Fever After Vaccinations
Newborns receive their first hepatitis B vaccine shortly after birth, and the next round of vaccines typically comes at the 2-month visit. Low-grade fevers after vaccination are common and expected. For example, the pneumococcal vaccine causes fever in roughly 1 in 4 infant recipients within the first week. Rotavirus vaccine causes fever in about 1 in 5 babies. Hepatitis B vaccine causes fever in a smaller percentage, roughly 2 to 10 out of 100 recipients.
Most post-vaccination fevers appear within the first day or two and resolve on their own. However, for babies under 3 months old, the standard advice still applies: a temperature of 100.4°F or higher warrants a call to your pediatrician, even if the timing lines up with a recent vaccine.

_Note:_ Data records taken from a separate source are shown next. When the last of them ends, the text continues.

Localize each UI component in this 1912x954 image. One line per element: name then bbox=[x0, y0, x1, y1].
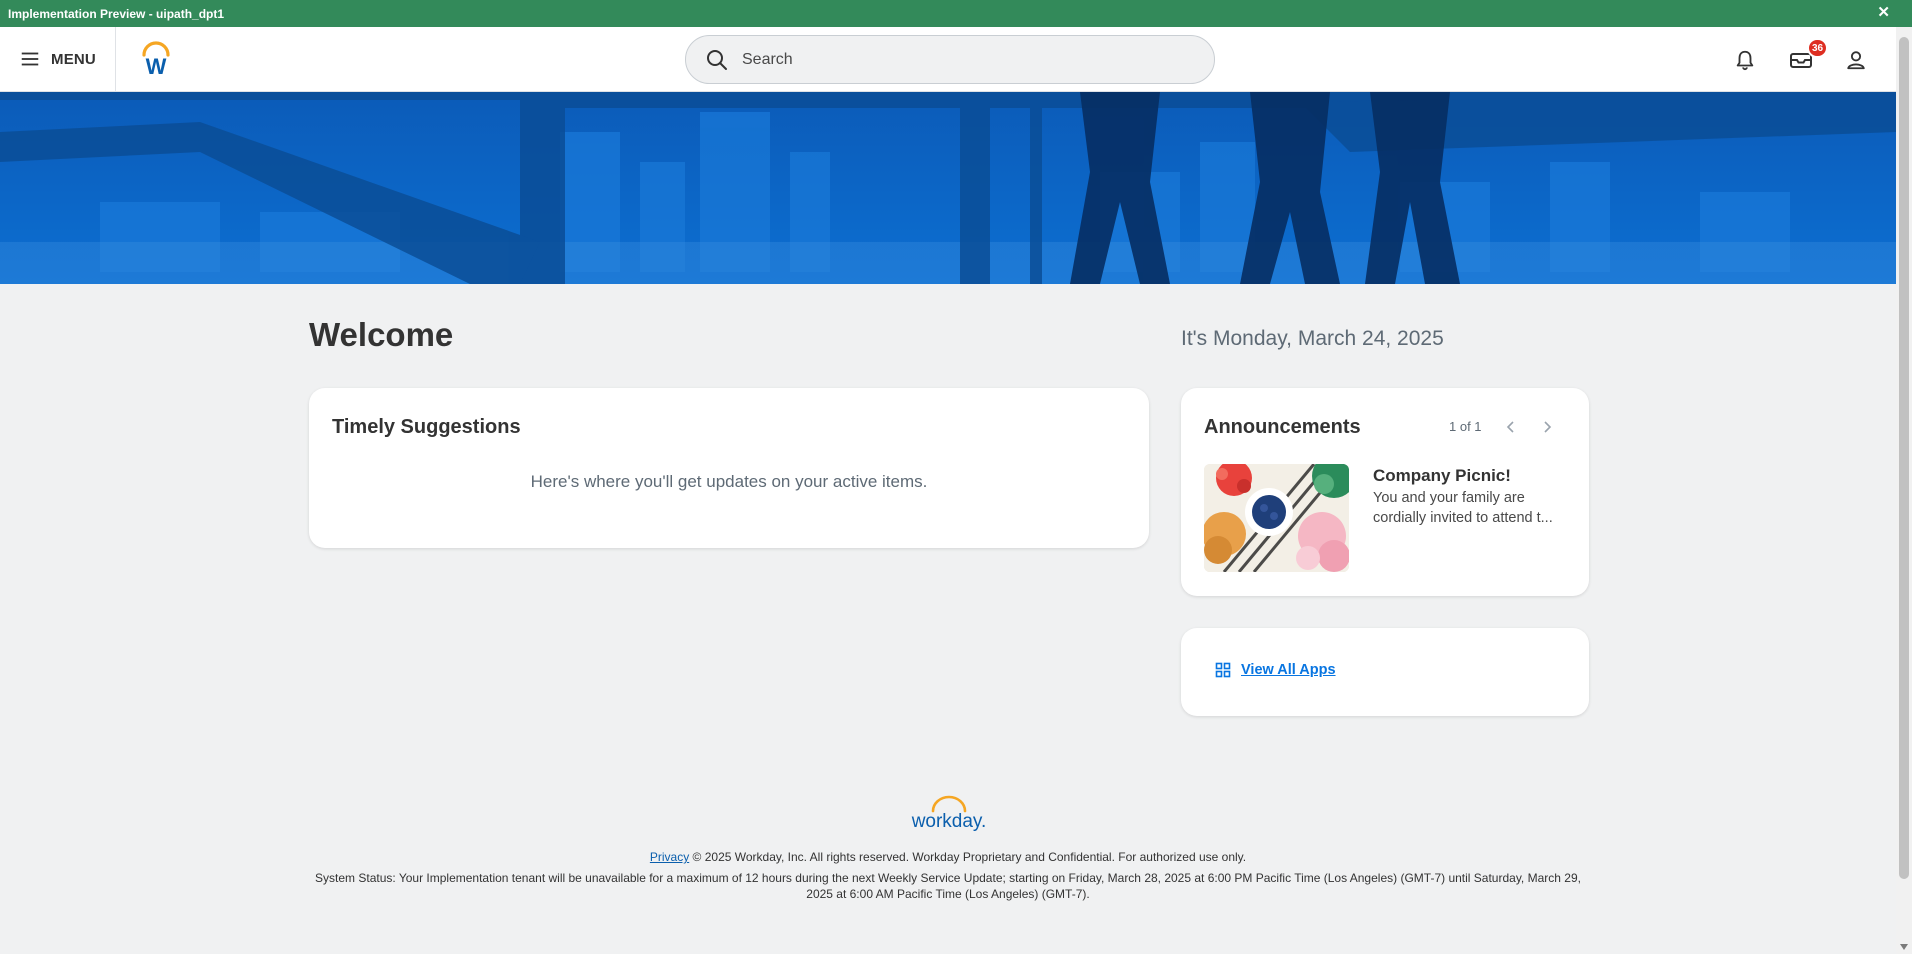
hero-banner bbox=[0, 92, 1896, 284]
page-title: Welcome bbox=[309, 316, 454, 353]
announcement-description: You and your family are cordially invite… bbox=[1373, 490, 1553, 526]
chevron-left-icon bbox=[1506, 421, 1514, 433]
view-all-apps-link[interactable]: View All Apps bbox=[1215, 662, 1336, 678]
scrollbar-thumb[interactable] bbox=[1899, 37, 1909, 879]
system-status: System Status: Your Implementation tenan… bbox=[315, 871, 1581, 901]
header-divider bbox=[115, 27, 116, 92]
announcements-pager: 1 of 1 bbox=[1449, 419, 1482, 434]
timely-suggestions-card: Timely Suggestions Here's where you'll g… bbox=[309, 388, 1149, 548]
hamburger-icon bbox=[21, 52, 39, 66]
svg-text:W: W bbox=[146, 54, 167, 77]
inbox-badge: 36 bbox=[1807, 38, 1829, 58]
bell-icon bbox=[1736, 50, 1754, 71]
next-button[interactable] bbox=[1535, 415, 1559, 439]
announcement-image[interactable] bbox=[1204, 464, 1349, 572]
search-icon bbox=[707, 49, 727, 70]
banner-image bbox=[0, 92, 1896, 284]
chevron-right-icon bbox=[1544, 421, 1552, 433]
announcements-card: Announcements 1 of 1 Company Picnic! You… bbox=[1181, 388, 1589, 596]
view-all-apps-label: View All Apps bbox=[1241, 662, 1336, 678]
notifications-button[interactable] bbox=[1732, 47, 1758, 73]
preview-bar: Implementation Preview - uipath_dpt1 ✕ bbox=[0, 0, 1912, 27]
menu-label: MENU bbox=[51, 50, 96, 68]
search-input[interactable] bbox=[742, 50, 1182, 69]
header: MENU W bbox=[0, 27, 1896, 92]
previous-button[interactable] bbox=[1499, 415, 1523, 439]
timely-suggestions-title: Timely Suggestions bbox=[332, 416, 521, 438]
current-date: It's Monday, March 24, 2025 bbox=[1181, 327, 1444, 350]
view-all-apps-card: View All Apps bbox=[1181, 628, 1589, 716]
close-icon[interactable]: ✕ bbox=[1877, 4, 1890, 21]
footer-copyright-line: Privacy © 2025 Workday, Inc. All rights … bbox=[0, 850, 1896, 864]
menu-button[interactable]: MENU bbox=[19, 47, 96, 71]
scroll-down-icon[interactable] bbox=[1900, 944, 1908, 950]
privacy-link[interactable]: Privacy bbox=[650, 850, 689, 864]
preview-title: Implementation Preview - uipath_dpt1 bbox=[8, 6, 225, 21]
search-bar[interactable] bbox=[685, 35, 1215, 84]
workday-logo-icon[interactable]: W bbox=[140, 41, 172, 77]
announcements-title: Announcements bbox=[1204, 416, 1361, 438]
grid-icon bbox=[1215, 662, 1231, 678]
announcement-title[interactable]: Company Picnic! bbox=[1373, 466, 1511, 486]
page-scrollbar[interactable] bbox=[1896, 27, 1912, 954]
footer-logo-text: workday. bbox=[911, 811, 987, 832]
timely-suggestions-message: Here's where you'll get updates on your … bbox=[530, 472, 928, 491]
profile-button[interactable] bbox=[1843, 47, 1869, 73]
workday-footer-logo: workday. bbox=[911, 795, 987, 832]
copyright-text: © 2025 Workday, Inc. All rights reserved… bbox=[689, 850, 1247, 864]
user-icon bbox=[1847, 51, 1865, 70]
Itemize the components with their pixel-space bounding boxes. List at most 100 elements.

The doctor can help determine whether the fever is a normal immune response or needs further investigation.
Fever Reducers and Newborns
You should not give fever-reducing medication to a newborn without specific instructions from a doctor. Ibuprofen is not approved for babies under 6 months old. Acetaminophen (Tylenol) can be used in younger infants, but only at doses prescribed by a pediatrician, and never in the first few weeks of life without medical guidance. More importantly, giving a fever reducer before an evaluation can mask the fever and delay diagnosis of a potentially serious infection.
Signs That Need Immediate Attention
A fever alone is enough to seek care for any baby under 3 months. But certain accompanying signs raise the urgency further. These include poor feeding or refusal to eat, unusual sleepiness or difficulty waking, a weak or high-pitched cry, rapid or labored breathing, a rash with small purple or red dots that don’t fade when you press on them (petechial rash), skin that looks pale or mottled, and slow capillary refill, where pressing on the skin leaves a white spot that takes more than two seconds to return to its normal color.
It’s also worth knowing that sick newborns don’t always run fevers. Some newborns with serious infections have temperatures that are lower than normal rather than elevated. If your baby under 3 months seems unusually lethargic, isn’t feeding, or just doesn’t seem right, trust your instinct and seek care even without a documented fever.